いつもなら、部室に最後まで残っているはずなのに…。

先輩「オレももう帰るところだけど。どうしたの?岳に用事だったのか?」
わたし「はい…」
先輩「呼び戻すか」
わたし「だ、大丈夫です!戻ってくるの大変ですし…」
先輩「だなあ。アンラッキーだよ。せっかくのバレンタインなのになあ。この大雨じゃ…」

わたし「(そうだよ…バレンタインなのに…今日渡せなかったら意味ない…) 」

この丹念に包装されたものは、紛れもなく本命チョコ。
鎧塚先輩のために用意したチョコレートなのだ。

残っていた先輩も帰り、一人きりになった部室。
ざあざあと雨の打ち付ける音が響く。

(はあ…いつまでもここに残ってても意味ないよね。
メールして、明日渡すしかない… 悲しい。

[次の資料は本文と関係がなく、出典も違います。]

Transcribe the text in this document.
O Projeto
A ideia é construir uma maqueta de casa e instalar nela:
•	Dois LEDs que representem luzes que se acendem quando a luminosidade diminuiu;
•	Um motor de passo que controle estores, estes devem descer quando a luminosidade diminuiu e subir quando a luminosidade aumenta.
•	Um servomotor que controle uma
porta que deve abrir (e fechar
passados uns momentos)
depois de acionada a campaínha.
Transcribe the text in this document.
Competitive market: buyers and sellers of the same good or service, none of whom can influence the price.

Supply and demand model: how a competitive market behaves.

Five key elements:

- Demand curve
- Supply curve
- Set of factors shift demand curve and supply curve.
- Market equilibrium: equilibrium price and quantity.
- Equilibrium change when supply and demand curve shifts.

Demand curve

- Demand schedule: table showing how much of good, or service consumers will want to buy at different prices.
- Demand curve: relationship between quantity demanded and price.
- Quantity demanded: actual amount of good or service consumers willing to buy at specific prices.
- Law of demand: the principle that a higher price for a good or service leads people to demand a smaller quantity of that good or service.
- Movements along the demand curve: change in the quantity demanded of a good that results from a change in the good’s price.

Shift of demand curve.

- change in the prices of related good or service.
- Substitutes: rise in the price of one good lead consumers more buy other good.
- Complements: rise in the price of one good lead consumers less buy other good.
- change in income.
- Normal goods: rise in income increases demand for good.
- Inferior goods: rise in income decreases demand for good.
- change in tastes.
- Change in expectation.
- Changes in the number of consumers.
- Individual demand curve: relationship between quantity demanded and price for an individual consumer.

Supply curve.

)

そう思っていると、ガラ、と扉を開ける音がした。

鎧塚「…ん? お前…」
わたし「え…先輩!? どうして、もう帰ったんじゃ…」
鎧塚「いや?外に置いてる車を移動させてただけだ」
わたし「な、なんだ…!(帰ったわけじゃなかったのね)」
鎧塚「お前はどうして残ってるんだ?」

わたし「私は…その…」

鎧塚「?」

わたし「鎧塚先輩に用事があるんです。